In Parts C and F, histological or cytological diagnosis of NSCLC. In Part F,
participants with Stage IV NSCLC without prior systemic therapy may be eligible.
- Failure of established standard medical anti-cancer therapies for a given tumor type
or intolerance to such therapy.
- In Parts B, C, D, or F of the study, MEL or NSCLC must be measurable by imaging.
- In Part F of the study, NSCLC with PD-L1 gene expression.
- Performance status of 0 or 1 on the Eastern Cooperative Oncology Group (ECOG)
Performance Scale.
- Adequate organ function.
- Female participants of childbearing potential should have a negative urine or serum
pregnancy test prior to receiving study medication
- Female participants of childbearing potential must be willing to use adequate
contraception from study start, through the course of the study, and for 120 days
after the last dose of study medication
- Male participants of childbearing potential must agree to use adequate contraception
from the first dose of study medication through 120 days after the last dose of study
medication
Exclusion criteria (Part F is the only part currently enrolling participants)
- Chemotherapy, radioactive, or biological cancer therapy within 4 weeks prior to the
first dose of study therapy, or not recovered to Common Terminology Criteria for
Adverse Events (CTCAE) Grade 1 or better from the adverse events caused by therapy
administered more than 4 weeks prior to first dose.
- Participation in a study of an investigational agent or using an investigational
device within 30 days of administration of pembrolizumab, with the exception of
participants in the follow-up phase.
- Other form(s) of antineoplastic therapy anticipated during the period of the study.
- History of pneumonitis requiring treatment with steroids, or has a history of
interstitial lung disease.
- Medical condition that requires chronic systemic steroid therapy, or on any other
form of immunosuppressive medication, excepting use of inhaled steroids.
- History of acute diverticulitis, intra-abdominal abscess, GI obstruction, abdominal
carcinomatosis.
- History of a hematologic malignancy, malignant primary brain tumor, malignant
sarcoma, or another malignant primary solid tumor, unless no evidence of that disease
for 5 years.
- Active central nervous system (CNS) metastases and/or carcinomatous meningitis.

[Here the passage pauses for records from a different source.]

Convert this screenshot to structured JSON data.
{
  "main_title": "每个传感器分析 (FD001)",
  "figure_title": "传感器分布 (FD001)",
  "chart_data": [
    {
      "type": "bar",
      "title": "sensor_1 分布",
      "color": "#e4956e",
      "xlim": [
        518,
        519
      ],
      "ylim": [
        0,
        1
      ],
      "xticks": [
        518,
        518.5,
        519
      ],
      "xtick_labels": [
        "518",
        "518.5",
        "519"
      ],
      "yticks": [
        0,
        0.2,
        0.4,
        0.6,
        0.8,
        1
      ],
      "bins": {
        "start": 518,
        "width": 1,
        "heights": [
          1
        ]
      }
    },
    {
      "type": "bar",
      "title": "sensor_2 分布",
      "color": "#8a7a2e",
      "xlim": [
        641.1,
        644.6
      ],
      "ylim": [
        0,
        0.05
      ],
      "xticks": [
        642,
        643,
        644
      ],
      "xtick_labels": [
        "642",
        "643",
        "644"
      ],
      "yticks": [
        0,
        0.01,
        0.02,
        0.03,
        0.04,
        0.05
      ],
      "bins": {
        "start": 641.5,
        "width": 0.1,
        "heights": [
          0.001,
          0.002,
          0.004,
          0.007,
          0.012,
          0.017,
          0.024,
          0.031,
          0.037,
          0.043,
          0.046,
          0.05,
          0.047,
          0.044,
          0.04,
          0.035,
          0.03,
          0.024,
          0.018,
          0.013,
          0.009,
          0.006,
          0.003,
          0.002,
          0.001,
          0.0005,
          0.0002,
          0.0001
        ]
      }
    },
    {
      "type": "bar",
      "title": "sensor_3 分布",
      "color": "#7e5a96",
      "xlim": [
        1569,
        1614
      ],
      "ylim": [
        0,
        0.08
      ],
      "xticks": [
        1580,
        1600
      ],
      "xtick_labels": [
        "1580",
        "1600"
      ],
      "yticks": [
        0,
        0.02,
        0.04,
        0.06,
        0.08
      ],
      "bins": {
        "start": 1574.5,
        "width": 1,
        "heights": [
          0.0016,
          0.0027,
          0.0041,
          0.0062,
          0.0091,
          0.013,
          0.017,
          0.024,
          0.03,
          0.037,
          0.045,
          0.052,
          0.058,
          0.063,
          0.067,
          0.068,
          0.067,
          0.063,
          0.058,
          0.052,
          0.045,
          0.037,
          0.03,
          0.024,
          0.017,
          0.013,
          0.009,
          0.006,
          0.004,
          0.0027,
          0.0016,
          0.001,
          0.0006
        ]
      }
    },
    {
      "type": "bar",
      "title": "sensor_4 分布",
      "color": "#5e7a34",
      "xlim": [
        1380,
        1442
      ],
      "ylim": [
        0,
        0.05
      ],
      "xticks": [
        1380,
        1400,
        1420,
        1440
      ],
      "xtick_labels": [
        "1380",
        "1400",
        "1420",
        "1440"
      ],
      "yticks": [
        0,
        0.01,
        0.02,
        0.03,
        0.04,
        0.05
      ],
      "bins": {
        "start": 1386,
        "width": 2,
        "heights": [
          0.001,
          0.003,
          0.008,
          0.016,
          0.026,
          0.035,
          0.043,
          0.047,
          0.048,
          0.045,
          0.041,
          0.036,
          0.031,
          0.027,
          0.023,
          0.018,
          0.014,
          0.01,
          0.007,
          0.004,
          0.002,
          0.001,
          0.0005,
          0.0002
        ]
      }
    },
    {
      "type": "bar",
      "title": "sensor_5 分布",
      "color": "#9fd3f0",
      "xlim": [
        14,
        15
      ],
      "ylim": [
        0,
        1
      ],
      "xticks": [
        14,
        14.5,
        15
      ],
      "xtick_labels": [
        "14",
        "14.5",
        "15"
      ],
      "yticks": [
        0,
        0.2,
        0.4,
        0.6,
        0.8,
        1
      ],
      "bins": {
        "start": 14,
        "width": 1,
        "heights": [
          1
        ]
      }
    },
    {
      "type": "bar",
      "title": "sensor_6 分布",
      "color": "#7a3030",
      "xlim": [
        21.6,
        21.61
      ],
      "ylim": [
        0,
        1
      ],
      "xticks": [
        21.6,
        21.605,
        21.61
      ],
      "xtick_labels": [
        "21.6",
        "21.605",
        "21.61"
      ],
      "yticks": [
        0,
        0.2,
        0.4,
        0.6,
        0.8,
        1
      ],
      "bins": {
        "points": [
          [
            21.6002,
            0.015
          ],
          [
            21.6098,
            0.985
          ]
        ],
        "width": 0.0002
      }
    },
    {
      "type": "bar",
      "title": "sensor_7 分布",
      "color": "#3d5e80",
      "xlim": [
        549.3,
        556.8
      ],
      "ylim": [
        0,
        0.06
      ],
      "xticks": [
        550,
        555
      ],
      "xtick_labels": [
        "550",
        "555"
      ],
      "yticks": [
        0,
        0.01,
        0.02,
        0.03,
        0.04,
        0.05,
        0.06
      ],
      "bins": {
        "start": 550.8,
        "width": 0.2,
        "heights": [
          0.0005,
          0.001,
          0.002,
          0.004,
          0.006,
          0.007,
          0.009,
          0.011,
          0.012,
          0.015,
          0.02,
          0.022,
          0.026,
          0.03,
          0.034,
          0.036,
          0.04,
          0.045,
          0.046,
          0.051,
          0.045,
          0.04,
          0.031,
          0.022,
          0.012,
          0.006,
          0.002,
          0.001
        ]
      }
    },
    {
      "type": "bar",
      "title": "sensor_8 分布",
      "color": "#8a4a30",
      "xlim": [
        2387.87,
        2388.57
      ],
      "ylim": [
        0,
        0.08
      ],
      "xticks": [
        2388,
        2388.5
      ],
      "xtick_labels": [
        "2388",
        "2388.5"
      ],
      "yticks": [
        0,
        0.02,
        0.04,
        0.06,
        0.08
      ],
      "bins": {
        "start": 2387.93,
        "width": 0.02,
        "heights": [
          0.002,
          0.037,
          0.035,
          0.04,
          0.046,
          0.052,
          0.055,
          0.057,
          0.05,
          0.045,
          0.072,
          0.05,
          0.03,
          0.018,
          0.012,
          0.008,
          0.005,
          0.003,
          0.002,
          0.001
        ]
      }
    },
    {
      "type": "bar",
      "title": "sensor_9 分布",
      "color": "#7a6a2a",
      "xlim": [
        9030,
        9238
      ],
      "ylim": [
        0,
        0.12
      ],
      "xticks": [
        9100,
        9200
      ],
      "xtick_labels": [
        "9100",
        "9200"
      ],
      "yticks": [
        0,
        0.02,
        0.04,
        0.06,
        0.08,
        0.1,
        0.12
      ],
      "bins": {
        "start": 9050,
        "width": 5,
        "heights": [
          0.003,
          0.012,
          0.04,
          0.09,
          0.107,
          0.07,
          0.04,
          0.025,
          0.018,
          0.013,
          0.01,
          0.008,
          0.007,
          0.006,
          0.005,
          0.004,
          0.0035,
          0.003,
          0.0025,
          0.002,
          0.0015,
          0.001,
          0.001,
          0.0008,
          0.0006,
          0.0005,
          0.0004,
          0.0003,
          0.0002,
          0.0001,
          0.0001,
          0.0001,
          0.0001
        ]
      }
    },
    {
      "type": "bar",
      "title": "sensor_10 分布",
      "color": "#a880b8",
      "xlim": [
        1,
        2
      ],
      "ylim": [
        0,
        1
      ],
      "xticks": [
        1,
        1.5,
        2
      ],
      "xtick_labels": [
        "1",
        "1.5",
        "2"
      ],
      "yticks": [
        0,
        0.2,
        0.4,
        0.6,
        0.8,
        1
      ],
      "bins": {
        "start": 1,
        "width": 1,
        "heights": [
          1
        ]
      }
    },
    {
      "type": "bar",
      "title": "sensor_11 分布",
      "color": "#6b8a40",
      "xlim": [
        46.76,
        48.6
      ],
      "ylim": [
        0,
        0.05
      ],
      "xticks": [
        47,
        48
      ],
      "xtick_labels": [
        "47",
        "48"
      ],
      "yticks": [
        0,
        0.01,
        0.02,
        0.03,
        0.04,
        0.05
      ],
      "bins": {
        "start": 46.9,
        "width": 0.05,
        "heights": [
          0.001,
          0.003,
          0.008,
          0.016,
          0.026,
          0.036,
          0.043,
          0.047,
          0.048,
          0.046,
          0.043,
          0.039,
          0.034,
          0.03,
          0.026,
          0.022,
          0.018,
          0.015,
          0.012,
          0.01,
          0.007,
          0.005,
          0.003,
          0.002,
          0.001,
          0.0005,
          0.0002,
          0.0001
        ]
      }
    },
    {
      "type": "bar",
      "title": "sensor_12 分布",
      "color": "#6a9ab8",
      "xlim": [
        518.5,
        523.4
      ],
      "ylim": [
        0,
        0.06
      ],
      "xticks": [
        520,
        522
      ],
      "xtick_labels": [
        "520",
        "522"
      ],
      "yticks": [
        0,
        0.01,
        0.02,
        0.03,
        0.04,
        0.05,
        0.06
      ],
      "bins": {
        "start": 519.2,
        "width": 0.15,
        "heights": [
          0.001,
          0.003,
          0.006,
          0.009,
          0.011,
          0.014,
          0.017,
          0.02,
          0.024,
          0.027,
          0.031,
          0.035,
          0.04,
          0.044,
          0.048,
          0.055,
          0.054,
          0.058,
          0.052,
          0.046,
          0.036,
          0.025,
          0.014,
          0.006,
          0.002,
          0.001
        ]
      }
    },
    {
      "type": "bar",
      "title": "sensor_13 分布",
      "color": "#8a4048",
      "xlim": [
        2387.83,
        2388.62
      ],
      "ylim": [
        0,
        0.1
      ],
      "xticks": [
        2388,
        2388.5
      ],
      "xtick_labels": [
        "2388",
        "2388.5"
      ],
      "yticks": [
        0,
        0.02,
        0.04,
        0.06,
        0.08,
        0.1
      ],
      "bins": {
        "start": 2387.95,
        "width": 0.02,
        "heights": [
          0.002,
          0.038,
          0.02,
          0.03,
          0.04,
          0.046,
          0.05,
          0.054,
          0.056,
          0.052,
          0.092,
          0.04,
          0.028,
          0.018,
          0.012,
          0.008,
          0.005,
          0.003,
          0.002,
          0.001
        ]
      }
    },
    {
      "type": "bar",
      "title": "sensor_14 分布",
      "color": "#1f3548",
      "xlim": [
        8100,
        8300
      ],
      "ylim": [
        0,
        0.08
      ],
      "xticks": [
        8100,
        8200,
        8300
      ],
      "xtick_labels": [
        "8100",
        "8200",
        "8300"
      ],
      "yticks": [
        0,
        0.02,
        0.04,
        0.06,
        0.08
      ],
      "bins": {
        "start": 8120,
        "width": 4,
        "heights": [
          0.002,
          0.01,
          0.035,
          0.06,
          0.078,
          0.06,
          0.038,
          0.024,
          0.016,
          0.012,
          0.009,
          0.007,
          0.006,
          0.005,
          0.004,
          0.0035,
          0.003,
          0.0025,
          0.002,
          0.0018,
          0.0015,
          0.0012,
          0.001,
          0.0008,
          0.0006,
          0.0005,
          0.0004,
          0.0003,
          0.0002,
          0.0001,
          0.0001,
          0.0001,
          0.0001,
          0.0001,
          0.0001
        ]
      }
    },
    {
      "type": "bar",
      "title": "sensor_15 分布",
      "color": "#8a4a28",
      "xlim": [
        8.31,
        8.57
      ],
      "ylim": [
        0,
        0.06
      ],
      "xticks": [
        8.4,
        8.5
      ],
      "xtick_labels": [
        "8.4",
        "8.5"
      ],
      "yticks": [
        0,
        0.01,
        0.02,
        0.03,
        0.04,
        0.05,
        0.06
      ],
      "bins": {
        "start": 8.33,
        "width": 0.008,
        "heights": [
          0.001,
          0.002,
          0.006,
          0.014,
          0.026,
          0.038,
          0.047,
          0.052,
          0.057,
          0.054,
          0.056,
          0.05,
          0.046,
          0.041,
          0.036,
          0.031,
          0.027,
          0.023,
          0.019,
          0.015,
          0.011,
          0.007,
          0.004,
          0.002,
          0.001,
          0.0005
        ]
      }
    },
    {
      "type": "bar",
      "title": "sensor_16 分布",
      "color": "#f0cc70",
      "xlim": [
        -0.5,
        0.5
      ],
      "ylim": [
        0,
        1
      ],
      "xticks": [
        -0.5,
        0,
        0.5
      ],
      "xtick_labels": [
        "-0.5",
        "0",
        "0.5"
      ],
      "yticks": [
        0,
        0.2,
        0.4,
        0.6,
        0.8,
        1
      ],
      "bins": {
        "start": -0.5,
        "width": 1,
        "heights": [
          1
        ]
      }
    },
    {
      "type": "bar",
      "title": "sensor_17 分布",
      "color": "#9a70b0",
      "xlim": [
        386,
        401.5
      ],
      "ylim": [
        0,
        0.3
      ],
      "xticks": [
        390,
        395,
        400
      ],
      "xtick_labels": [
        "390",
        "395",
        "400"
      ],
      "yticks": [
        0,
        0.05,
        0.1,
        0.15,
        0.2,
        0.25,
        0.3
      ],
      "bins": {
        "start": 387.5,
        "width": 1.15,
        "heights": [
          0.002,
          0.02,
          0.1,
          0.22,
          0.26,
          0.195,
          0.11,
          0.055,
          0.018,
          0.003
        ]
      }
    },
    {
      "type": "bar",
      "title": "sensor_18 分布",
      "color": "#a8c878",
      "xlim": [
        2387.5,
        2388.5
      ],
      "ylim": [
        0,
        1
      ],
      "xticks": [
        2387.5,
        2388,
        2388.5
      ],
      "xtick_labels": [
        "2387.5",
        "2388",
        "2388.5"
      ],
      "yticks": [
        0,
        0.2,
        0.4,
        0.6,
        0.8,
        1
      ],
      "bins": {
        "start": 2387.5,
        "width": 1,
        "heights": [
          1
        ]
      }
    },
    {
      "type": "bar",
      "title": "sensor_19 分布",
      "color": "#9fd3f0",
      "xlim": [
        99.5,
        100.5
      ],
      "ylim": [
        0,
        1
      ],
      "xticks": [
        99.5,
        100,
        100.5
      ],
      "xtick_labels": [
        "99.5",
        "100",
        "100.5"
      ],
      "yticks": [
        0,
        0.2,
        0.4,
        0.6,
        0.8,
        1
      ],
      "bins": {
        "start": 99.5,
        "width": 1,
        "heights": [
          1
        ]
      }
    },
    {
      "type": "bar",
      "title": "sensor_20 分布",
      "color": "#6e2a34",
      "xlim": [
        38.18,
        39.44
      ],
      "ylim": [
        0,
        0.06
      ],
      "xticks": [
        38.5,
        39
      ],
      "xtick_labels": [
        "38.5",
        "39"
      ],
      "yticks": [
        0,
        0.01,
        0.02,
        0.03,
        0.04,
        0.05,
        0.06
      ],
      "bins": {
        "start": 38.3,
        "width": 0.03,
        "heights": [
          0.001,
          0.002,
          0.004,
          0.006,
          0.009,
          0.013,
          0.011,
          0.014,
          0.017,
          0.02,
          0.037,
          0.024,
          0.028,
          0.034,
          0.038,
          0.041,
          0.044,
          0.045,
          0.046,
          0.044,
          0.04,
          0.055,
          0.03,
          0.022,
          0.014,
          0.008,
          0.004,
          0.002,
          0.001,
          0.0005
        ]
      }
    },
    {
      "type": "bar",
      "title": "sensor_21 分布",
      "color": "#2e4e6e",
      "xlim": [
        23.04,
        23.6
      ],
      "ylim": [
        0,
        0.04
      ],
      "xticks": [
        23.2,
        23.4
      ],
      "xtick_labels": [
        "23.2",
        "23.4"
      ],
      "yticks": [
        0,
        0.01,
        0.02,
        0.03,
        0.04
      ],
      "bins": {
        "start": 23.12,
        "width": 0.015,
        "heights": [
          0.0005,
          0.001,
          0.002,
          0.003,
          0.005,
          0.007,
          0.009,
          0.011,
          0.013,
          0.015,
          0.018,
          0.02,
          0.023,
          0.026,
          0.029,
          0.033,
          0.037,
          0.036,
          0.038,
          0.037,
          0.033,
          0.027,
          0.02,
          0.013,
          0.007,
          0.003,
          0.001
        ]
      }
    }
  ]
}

- Previous severe hypersensitivity reaction to another monoclonal antibody (mAb).
- Active autoimmune disease or a documented history of autoimmune disease or syndrome
that requires systemic steroids or immunosuppressive agents, except vitiligo or
resolved childhood asthma/atopy.
- Prior therapy with another anti-programmed cell death (PD)-1 agent or previously
enrolled in any pembrolizumab trial.
- Active infection requiring therapy.
- Positive for Human Immunodeficiency Virus (HIV), Hepatitis B (Hepatitis B Surface
Antigen [HBsAg] reactive), or Hepatitis C virus (Hepatitis C Virus Ribonucleic Acid
[HCV RNA] (qualitative) is detected).
- Regular use of illicit drugs or a recent history (within the last year) of substance
abuse (including alcohol).
- Symptomatic ascites or pleural effusion.
- Participant is pregnant or breastfeeding, or expecting to conceive or father children
within the projected duration of the study.